The Neurohospitalist
May 28, 2014 1941874414533352
http://nho.sagepub.com/content/4/2.toc
Poliomyelitis Historical Facts, Epidemiology, and Current Challenges in Eradication
Man Mohan Mehndiratta, MD, DM, MNAMS, FAMS, FRCP1 Prachi Mehndiratta, MD2, Renuka Pande, MD3
1Department of Neurology, Janakpuri Superspeciality Hospital, Janakpuri, New Delhi, India
2Department of Neurology, subspecialty division Vascular neurology-StrokeDepartment of Neurology, subspecialty division Vascular neurology-Stroke, University of Virginia, Charlottesville, VA, USA
3Department of Microbiology, Janakpuri Superspeciality Hospital, New Delhi, India
Man Mohan Mehndiratta, Janakpuri Superspeciality Hospital, C-2/B, Janakpuri, New Delhi 110058, India.
Abstract
Poliomyelitis is a highly infectious disease caused by a virus belonging to the Picornaviridae family. It finds a mention even in ancient Egyptian paintings and carvings. The clinical features are varied ranging from mild cases of respiratory illness, gastroenteritis, and malaise to severe forms of paralysis.
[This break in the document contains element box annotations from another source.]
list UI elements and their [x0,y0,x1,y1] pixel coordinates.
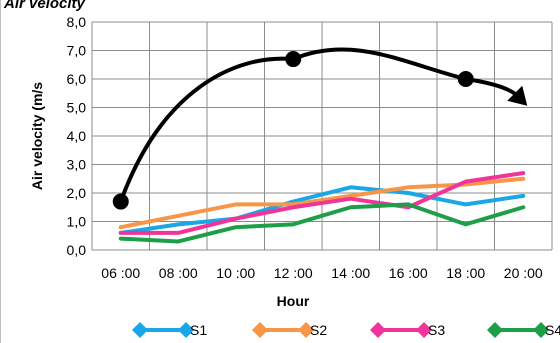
y-tick-labels: 0,0 1,0 2,0 3,0 4,0 5,0 6,0 7,0 8,0 [67,14,87,258]
trend-annotation [112,47,528,210]
x-tick-label: 14 :00 [331,265,370,281]
legend-marker-s1 [132,322,148,338]
y-tick-label: 2,0 [67,185,87,201]
x-axis-label: Hour [277,293,310,309]
legend-label-s2: S2 [310,322,327,338]
chart-title: Air velocity [3,0,86,12]
trend-curve [118,47,520,204]
legend-marker-s4 [487,322,503,338]
y-tick-label: 4,0 [67,128,87,144]
legend-marker-s2 [252,322,268,338]
series-line-s4 [118,202,526,244]
y-tick-label: 1,0 [67,214,87,230]
series-line-s3 [118,171,526,235]
x-tick-label: 06 :00 [101,265,140,281]
legend-marker-s3 [370,322,386,338]
y-tick-label: 6,0 [67,71,87,87]
x-tick-label: 08 :00 [159,265,198,281]
y-axis-label: Air velocity (m/s [29,82,45,190]
x-tick-label: 18 :00 [446,265,485,281]
legend: S1 S2 S3 S4 [132,322,560,338]
y-tick-label: 8,0 [67,14,87,30]
grid [91,21,553,251]
x-tick-label: 10 :00 [216,265,255,281]
legend-marker-s4 [533,322,549,338]
y-tick-label: 5,0 [67,100,87,116]
x-tick-label: 16 :00 [389,265,428,281]
legend-marker-s3 [416,322,432,338]
x-tick-labels: 06 :00 08 :00 10 :00 12 :00 14 :00 16 :00 18 :… [101,265,543,281]
y-tick-label: 7,0 [67,43,87,59]
series-line-s1 [118,185,526,235]
trend-marker [112,193,129,210]
legend-marker-s2 [298,322,314,338]
y-tick-label: 0,0 [67,242,87,258]
x-tick-label: 20 :00 [504,265,543,281]
legend-label-s3: S3 [428,322,445,338]
trend-marker [285,51,302,68]
legend-label-s1: S1 [190,322,207,338]
trend-marker [457,71,474,87]
legend-marker-s1 [178,322,194,338]
x-tick-label: 12 :00 [274,265,313,281]
series-lines [118,171,526,244]
legend-label-s4: S4 [545,322,560,338]
y-tick-label: 3,0 [67,157,87,173]
trend-arrowhead [507,85,528,106]
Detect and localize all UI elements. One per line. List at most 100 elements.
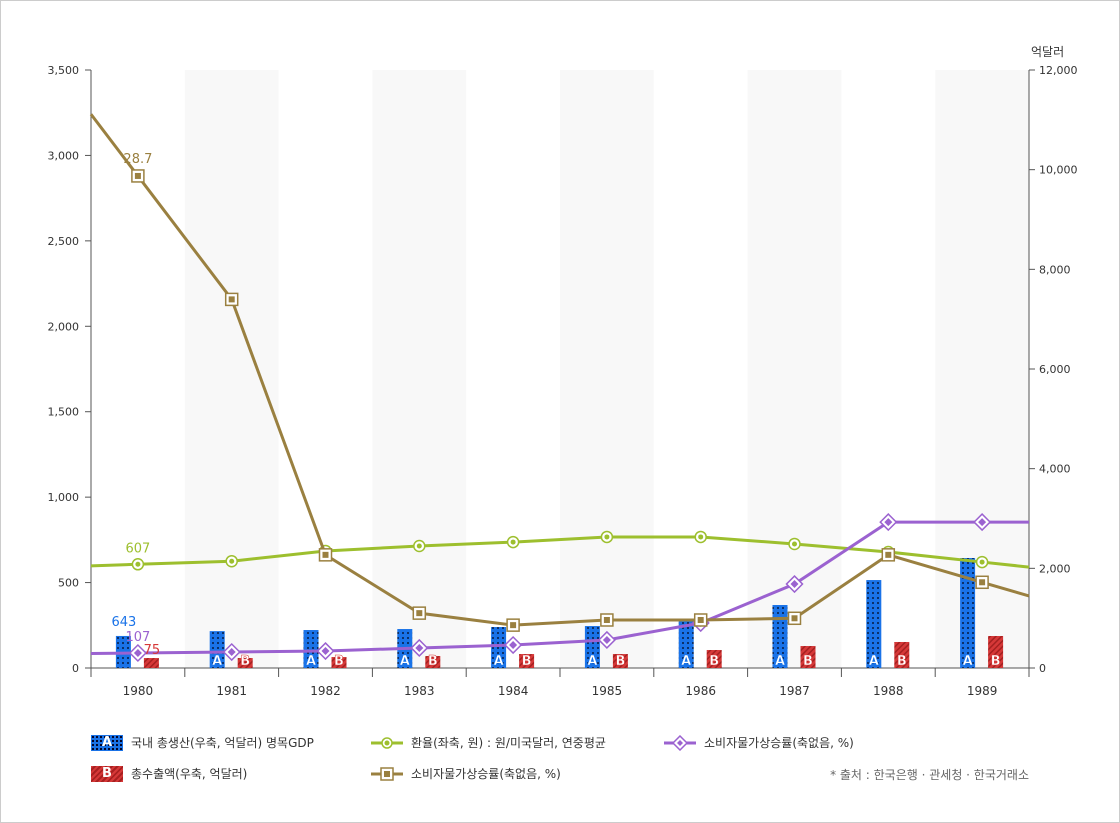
bar-marker-label: B — [522, 654, 532, 669]
bar-b — [988, 636, 1004, 668]
bar-marker-label: A — [400, 654, 410, 669]
bar-a — [960, 558, 976, 668]
diamond-marker-dot — [509, 641, 518, 650]
bar-a-swatch-icon: A — [91, 734, 123, 751]
bar-a — [491, 627, 507, 668]
x-tick-label: 1985 — [592, 684, 623, 698]
circle-marker-dot — [416, 543, 422, 549]
square-marker-dot — [603, 616, 610, 623]
circle-marker-dot — [604, 534, 610, 540]
diamond-marker-dot — [321, 647, 330, 656]
bar-b — [894, 641, 910, 668]
circle-marker-dot — [135, 561, 141, 567]
right-tick-label: 4,000 — [1039, 463, 1071, 476]
square-marker-dot — [510, 622, 517, 629]
circle-marker-dot — [510, 539, 516, 545]
circle-marker-icon — [371, 736, 403, 749]
legend-item-gdp[interactable]: A 국내 총생산(우축, 억달러) 명목GDP — [91, 734, 314, 751]
bar-marker-label: A — [869, 654, 879, 669]
x-tick-label: 1989 — [967, 684, 998, 698]
x-tick-label: 1980 — [123, 684, 154, 698]
diamond-marker-dot — [133, 649, 142, 658]
bar-marker-label: A — [212, 654, 222, 669]
square-marker-dot — [228, 296, 235, 303]
x-tick-label: 1981 — [216, 684, 247, 698]
exports-data-label: 75 — [144, 643, 161, 658]
category-band — [935, 70, 1029, 668]
diamond-marker-icon — [664, 734, 696, 751]
diamond-marker-dot — [227, 648, 236, 657]
left-tick-label: 2,500 — [48, 235, 80, 248]
square-marker-dot — [791, 615, 798, 622]
legend-label: 환율(좌축, 원) : 원/미국달러, 연중평균 — [411, 736, 606, 750]
cpi-purple-data-label: 107 — [125, 630, 150, 645]
bar-b — [612, 654, 628, 668]
series-line-4 — [89, 113, 1030, 627]
square-marker-dot — [134, 172, 141, 179]
square-marker-dot — [885, 551, 892, 558]
square-marker-icon — [371, 766, 403, 781]
legend-item-cpi-brown[interactable]: 소비자물가상승률(축없음, %) — [371, 765, 561, 782]
bar-a — [866, 580, 882, 668]
diamond-marker-dot — [415, 643, 424, 652]
diamond-marker-dot — [602, 635, 611, 644]
bar-marker-label: A — [963, 654, 973, 669]
category-band — [560, 70, 654, 668]
x-tick-label: 1987 — [779, 684, 810, 698]
bar-b — [331, 657, 347, 668]
exchange-data-label: 607 — [125, 541, 150, 556]
bar-b — [237, 658, 253, 668]
right-axis-unit: 억달러 — [1031, 45, 1064, 59]
left-tick-label: 0 — [72, 662, 79, 675]
bar-b-swatch-icon: B — [91, 765, 123, 782]
x-tick-label: 1984 — [498, 684, 529, 698]
category-band — [372, 70, 467, 668]
circle-marker-dot — [979, 559, 985, 565]
bar-marker-label: A — [494, 654, 504, 669]
bar-b — [706, 650, 722, 668]
legend-label: 소비자물가상승률(축없음, %) — [704, 736, 854, 750]
bar-marker-label: B — [428, 654, 438, 669]
bar-a — [678, 619, 694, 668]
diamond-marker-dot — [978, 518, 987, 527]
bar-a — [303, 630, 319, 668]
source-note: * 출처 : 한국은행 · 관세청 · 한국거래소 — [830, 768, 1029, 782]
bar-b — [425, 656, 441, 668]
square-marker-dot — [322, 551, 329, 558]
legend-label: 소비자물가상승률(축없음, %) — [411, 767, 561, 781]
series-line-2 — [90, 535, 1030, 569]
left-tick-label: 1,000 — [48, 491, 80, 504]
diamond-marker-dot — [790, 580, 799, 589]
circle-marker-dot — [229, 558, 235, 564]
bar-marker-label: B — [615, 654, 625, 669]
bar-b — [143, 658, 159, 668]
legend-item-cpi-purple[interactable]: 소비자물가상승률(축없음, %) — [664, 734, 854, 751]
bar-marker-label: B — [240, 654, 250, 669]
series-line-3 — [90, 520, 1029, 655]
legend-item-exchange[interactable]: 환율(좌축, 원) : 원/미국달러, 연중평균 — [371, 734, 606, 751]
bar-marker-label: B — [991, 654, 1001, 669]
x-tick-label: 1988 — [873, 684, 904, 698]
square-marker-dot — [416, 610, 423, 617]
bar-marker-label: B — [803, 654, 813, 669]
left-tick-label: 500 — [58, 577, 79, 590]
legend-label: 국내 총생산(우축, 억달러) 명목GDP — [131, 736, 314, 750]
bar-marker-label: B — [709, 654, 719, 669]
bar-marker-label: B — [897, 654, 907, 669]
left-tick-label: 2,000 — [48, 320, 80, 333]
right-tick-label: 6,000 — [1039, 363, 1071, 376]
bar-marker-label: A — [306, 654, 316, 669]
bar-marker-label: B — [334, 654, 344, 669]
right-tick-label: 0 — [1039, 662, 1046, 675]
bar-a — [209, 631, 225, 668]
right-tick-label: 10,000 — [1039, 164, 1078, 177]
square-marker-dot — [979, 579, 986, 586]
x-tick-label: 1986 — [685, 684, 716, 698]
bar-b — [519, 654, 535, 668]
diamond-marker-dot — [884, 518, 893, 527]
legend-item-exports[interactable]: B 총수출액(우축, 억달러) — [91, 765, 247, 782]
cpi-brown-data-label: 28.7 — [123, 152, 152, 167]
bar-a — [772, 605, 788, 668]
circle-marker-dot — [792, 541, 797, 547]
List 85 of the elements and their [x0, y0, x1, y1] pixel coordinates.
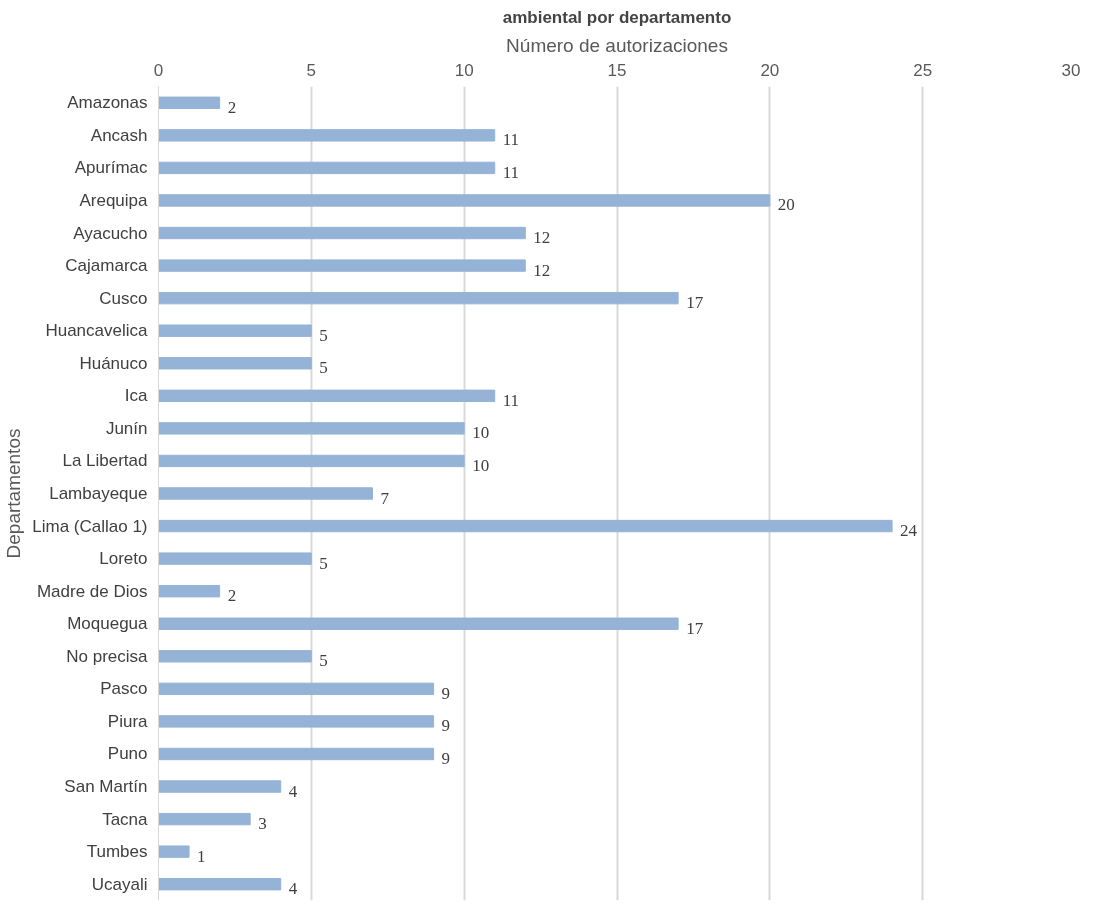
y-axis-title: Departamentos	[3, 428, 25, 559]
bar	[158, 715, 435, 728]
y-tick-label: Lima (Callao 1)	[32, 516, 148, 536]
bar	[158, 357, 312, 370]
x-tick-label: 0	[153, 60, 164, 80]
y-tick-label: Tacna	[102, 809, 149, 829]
data-label: 17	[686, 618, 704, 638]
y-tick-label: Huánuco	[79, 353, 148, 373]
y-tick-label: Amazonas	[67, 93, 148, 113]
bar	[158, 389, 496, 403]
data-label: 5	[319, 325, 328, 345]
data-label: 5	[319, 651, 328, 671]
y-tick-label: Junín	[105, 418, 148, 438]
bar	[158, 552, 312, 565]
data-label: 17	[686, 293, 704, 313]
bar	[158, 519, 893, 533]
bar	[158, 682, 435, 696]
data-label: 12	[533, 228, 551, 248]
y-tick-label: Huancavelica	[45, 321, 149, 341]
x-axis-title: Número de autorizaciones	[506, 34, 728, 56]
data-label: 4	[288, 781, 298, 801]
data-label: 9	[441, 748, 451, 768]
y-tick-label: Apurímac	[74, 158, 148, 178]
x-tick-label: 20	[760, 60, 780, 80]
x-tick-label: 30	[1061, 60, 1081, 80]
y-tick-label: Loreto	[99, 549, 148, 569]
y-tick-label: Ica	[124, 386, 149, 406]
y-tick-label: Ancash	[90, 125, 148, 145]
data-label: 24	[900, 521, 918, 541]
data-label: 20	[777, 195, 795, 215]
bar	[158, 650, 312, 663]
bar	[158, 617, 679, 630]
bar	[158, 226, 526, 240]
bar	[158, 584, 221, 598]
bar	[158, 194, 771, 207]
chart-title: ambiental por departamento	[502, 7, 732, 27]
bar	[158, 845, 190, 858]
bar	[158, 324, 312, 337]
x-tick-label: 25	[913, 60, 933, 80]
y-tick-label: Cusco	[99, 288, 148, 308]
y-tick-label: La Libertad	[62, 451, 148, 471]
y-tick-label: Tumbes	[86, 842, 148, 862]
bar	[158, 291, 679, 305]
bar	[158, 129, 496, 142]
data-label: 10	[472, 455, 490, 475]
data-label: 5	[319, 553, 328, 573]
data-label: 11	[502, 162, 520, 182]
data-label: 3	[258, 814, 267, 834]
bar	[158, 747, 435, 761]
data-label: 4	[288, 879, 298, 899]
data-label: 9	[441, 716, 451, 736]
bar	[158, 812, 251, 826]
y-tick-label: Arequipa	[79, 190, 149, 210]
x-tick-label: 5	[306, 60, 317, 80]
y-tick-label: Ucayali	[91, 874, 148, 894]
y-tick-label: Lambayeque	[49, 484, 148, 503]
data-label: 7	[380, 488, 390, 508]
bar	[158, 780, 282, 793]
data-label: 10	[472, 423, 490, 443]
y-tick-label: Madre de Dios	[36, 581, 148, 601]
data-label: 2	[227, 97, 237, 117]
bar	[158, 454, 465, 468]
data-label: 5	[319, 358, 328, 378]
y-tick-label: Moquegua	[67, 614, 149, 634]
bar	[158, 161, 496, 175]
data-label: 11	[502, 130, 520, 150]
y-tick-label: Pasco	[100, 679, 148, 699]
x-tick-label: 10	[454, 60, 474, 80]
data-label: 11	[502, 390, 520, 410]
y-tick-label: Ayacucho	[73, 223, 148, 243]
y-tick-label: Piura	[107, 711, 149, 731]
data-label: 12	[533, 260, 551, 280]
data-label: 2	[227, 586, 237, 606]
y-tick-label: No precisa	[66, 646, 149, 666]
x-tick-label: 15	[607, 60, 627, 80]
data-label: 9	[441, 683, 451, 703]
bar	[158, 96, 221, 109]
y-tick-label: San Martín	[64, 777, 148, 797]
data-label: 1	[197, 846, 206, 866]
y-tick-label: Puno	[107, 744, 148, 764]
y-tick-label: Cajamarca	[65, 256, 149, 276]
bar	[158, 878, 282, 891]
bar	[158, 487, 373, 500]
bar	[158, 259, 526, 272]
bar	[158, 422, 465, 435]
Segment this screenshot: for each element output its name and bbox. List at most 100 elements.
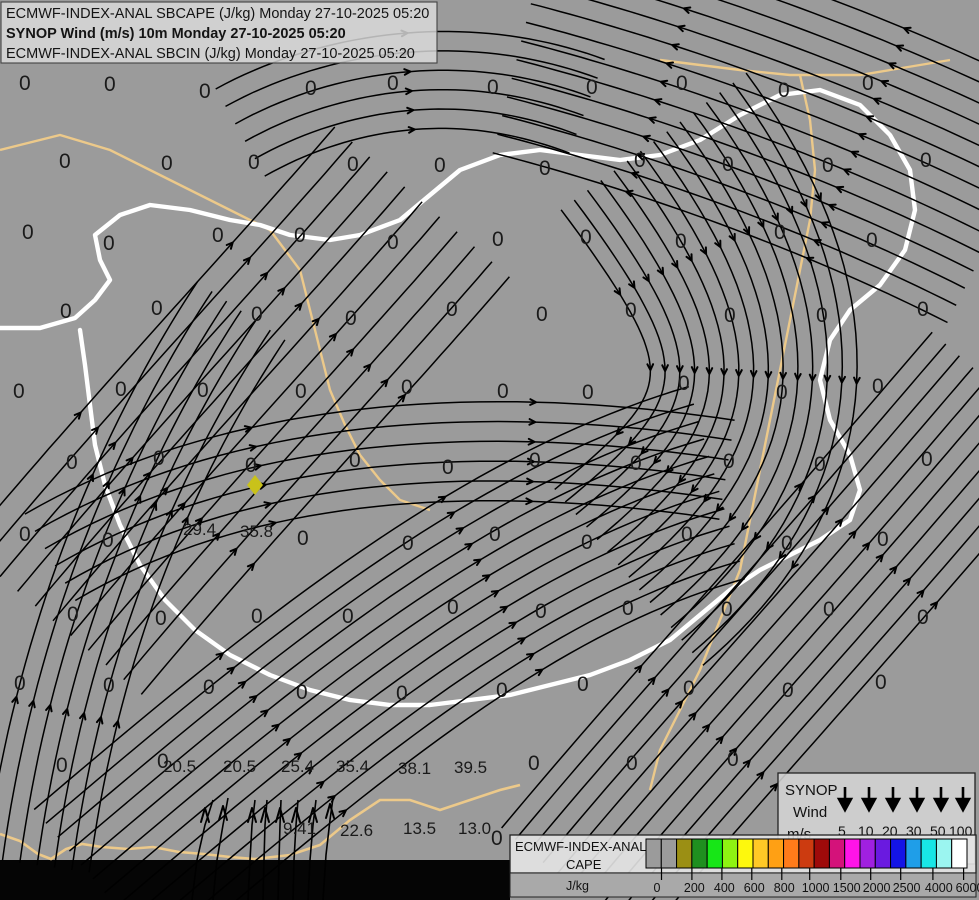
svg-text:0: 0 xyxy=(19,523,31,546)
svg-text:200: 200 xyxy=(684,881,705,895)
svg-text:600: 600 xyxy=(744,881,765,895)
svg-text:0: 0 xyxy=(489,523,501,546)
svg-text:0: 0 xyxy=(917,298,929,321)
svg-text:29.4: 29.4 xyxy=(183,520,216,539)
svg-text:0: 0 xyxy=(778,79,790,102)
svg-text:0: 0 xyxy=(434,154,446,177)
svg-text:0: 0 xyxy=(251,303,263,326)
svg-text:0: 0 xyxy=(396,682,408,705)
svg-text:0: 0 xyxy=(349,449,361,472)
svg-text:0: 0 xyxy=(19,72,31,95)
svg-text:Wind: Wind xyxy=(793,804,827,821)
svg-text:0: 0 xyxy=(866,229,878,252)
svg-text:0: 0 xyxy=(442,456,454,479)
svg-text:0: 0 xyxy=(822,154,834,177)
svg-text:0: 0 xyxy=(251,605,263,628)
svg-text:9.41: 9.41 xyxy=(283,819,316,838)
svg-text:0: 0 xyxy=(774,221,786,244)
svg-text:J/kg: J/kg xyxy=(566,879,589,893)
svg-text:0: 0 xyxy=(115,378,127,401)
svg-text:0: 0 xyxy=(153,447,165,470)
svg-text:0: 0 xyxy=(151,297,163,320)
svg-text:0: 0 xyxy=(630,452,642,475)
svg-text:0: 0 xyxy=(297,527,309,550)
svg-text:0: 0 xyxy=(497,380,509,403)
svg-text:0: 0 xyxy=(875,671,887,694)
svg-text:0: 0 xyxy=(22,221,34,244)
svg-text:25.4: 25.4 xyxy=(281,757,314,776)
svg-text:0: 0 xyxy=(921,448,933,471)
svg-text:0: 0 xyxy=(103,674,115,697)
svg-text:0: 0 xyxy=(104,73,116,96)
svg-text:CAPE: CAPE xyxy=(566,857,602,872)
svg-text:SYNOP Wind (m/s) 10m Monday 27: SYNOP Wind (m/s) 10m Monday 27-10-2025 0… xyxy=(6,26,346,42)
svg-text:0: 0 xyxy=(722,153,734,176)
svg-text:0: 0 xyxy=(103,232,115,255)
svg-text:39.5: 39.5 xyxy=(454,758,487,777)
svg-text:35.4: 35.4 xyxy=(336,757,369,776)
svg-text:800: 800 xyxy=(774,881,795,895)
svg-text:0: 0 xyxy=(245,454,257,477)
svg-text:0: 0 xyxy=(212,224,224,247)
svg-text:0: 0 xyxy=(581,531,593,554)
svg-text:0: 0 xyxy=(626,752,638,775)
svg-text:38.1: 38.1 xyxy=(398,759,431,778)
svg-text:0: 0 xyxy=(814,453,826,476)
svg-text:0: 0 xyxy=(56,754,68,777)
svg-text:ECMWF-INDEX-ANAL SBCAPE (J/kg): ECMWF-INDEX-ANAL SBCAPE (J/kg) Monday 27… xyxy=(6,6,429,22)
svg-text:0: 0 xyxy=(823,598,835,621)
svg-text:0: 0 xyxy=(492,228,504,251)
svg-text:0: 0 xyxy=(529,449,541,472)
svg-text:0: 0 xyxy=(199,80,211,103)
svg-text:0: 0 xyxy=(402,532,414,555)
svg-text:0: 0 xyxy=(724,304,736,327)
svg-text:0: 0 xyxy=(681,523,693,546)
svg-text:0: 0 xyxy=(675,230,687,253)
svg-text:0: 0 xyxy=(491,827,503,850)
svg-text:0: 0 xyxy=(654,881,661,895)
svg-text:0: 0 xyxy=(528,752,540,775)
svg-text:0: 0 xyxy=(577,673,589,696)
svg-text:0: 0 xyxy=(157,750,169,773)
svg-text:1000: 1000 xyxy=(802,881,830,895)
svg-text:0: 0 xyxy=(723,450,735,473)
svg-text:0: 0 xyxy=(586,76,598,99)
svg-text:0: 0 xyxy=(781,532,793,555)
svg-text:13.0: 13.0 xyxy=(458,819,491,838)
svg-text:20.5: 20.5 xyxy=(223,757,256,776)
svg-text:0: 0 xyxy=(295,380,307,403)
svg-text:0: 0 xyxy=(67,603,79,626)
svg-text:0: 0 xyxy=(14,672,26,695)
svg-text:0: 0 xyxy=(387,72,399,95)
svg-text:0: 0 xyxy=(582,381,594,404)
svg-text:0: 0 xyxy=(917,606,929,629)
svg-text:0: 0 xyxy=(347,153,359,176)
svg-text:0: 0 xyxy=(580,226,592,249)
svg-text:0: 0 xyxy=(102,529,114,552)
svg-text:0: 0 xyxy=(487,76,499,99)
svg-text:0: 0 xyxy=(782,679,794,702)
svg-text:0: 0 xyxy=(447,596,459,619)
svg-text:0: 0 xyxy=(539,157,551,180)
svg-text:0: 0 xyxy=(496,679,508,702)
svg-text:0: 0 xyxy=(446,298,458,321)
svg-text:0: 0 xyxy=(13,380,25,403)
svg-text:4000: 4000 xyxy=(925,881,953,895)
svg-text:35.8: 35.8 xyxy=(240,522,273,541)
svg-text:0: 0 xyxy=(727,748,739,771)
svg-text:1500: 1500 xyxy=(833,881,861,895)
svg-text:0: 0 xyxy=(345,307,357,330)
svg-text:22.6: 22.6 xyxy=(340,821,373,840)
svg-text:400: 400 xyxy=(714,881,735,895)
svg-text:0: 0 xyxy=(678,372,690,395)
svg-text:6000: 6000 xyxy=(956,881,979,895)
svg-text:0: 0 xyxy=(248,151,260,174)
svg-text:0: 0 xyxy=(294,224,306,247)
svg-text:ECMWF-INDEX-ANAL: ECMWF-INDEX-ANAL xyxy=(515,839,646,854)
svg-text:0: 0 xyxy=(816,304,828,327)
svg-text:0: 0 xyxy=(625,299,637,322)
svg-text:0: 0 xyxy=(877,528,889,551)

These have been categorized into inapparent infection without symptoms, mild illness (abortive poliomyelitis), aseptic meningitis (nonparalytic poliomyelitis), and paralytic poliomyelitis. This disease has been associated with crippling deformities affecting thousands of lives throughout the world. Only due to the perseverance and determination of great scientists in 1900s, the genomic structure of the virus and its pathogenesis could be elucidated. Contribution of Salk and Sabin in the form of vaccines—oral polio vaccine (OPV) and the inactivated polio vaccine—heralded a scientific revolution. In 1994, the World Health Organization (WHO) Region of The Americas was certified polio free followed by the WHO Western Pacific Region in 2000 and the WHO European Region in June 2002 of the 3 types of wild poliovirus (types 1, 2, and 3). In 2013, only 3 countries remained polio endemic—Nigeria, Pakistan, and Afghanistan. Global eradication of polio is imperative else the threat of an outbreak will hover forever. Today, all the governments of the world in collaboration with WHO stand unified in their fight against poliomyelitis and the task when achieved will pave the way for eliminating other infections in future.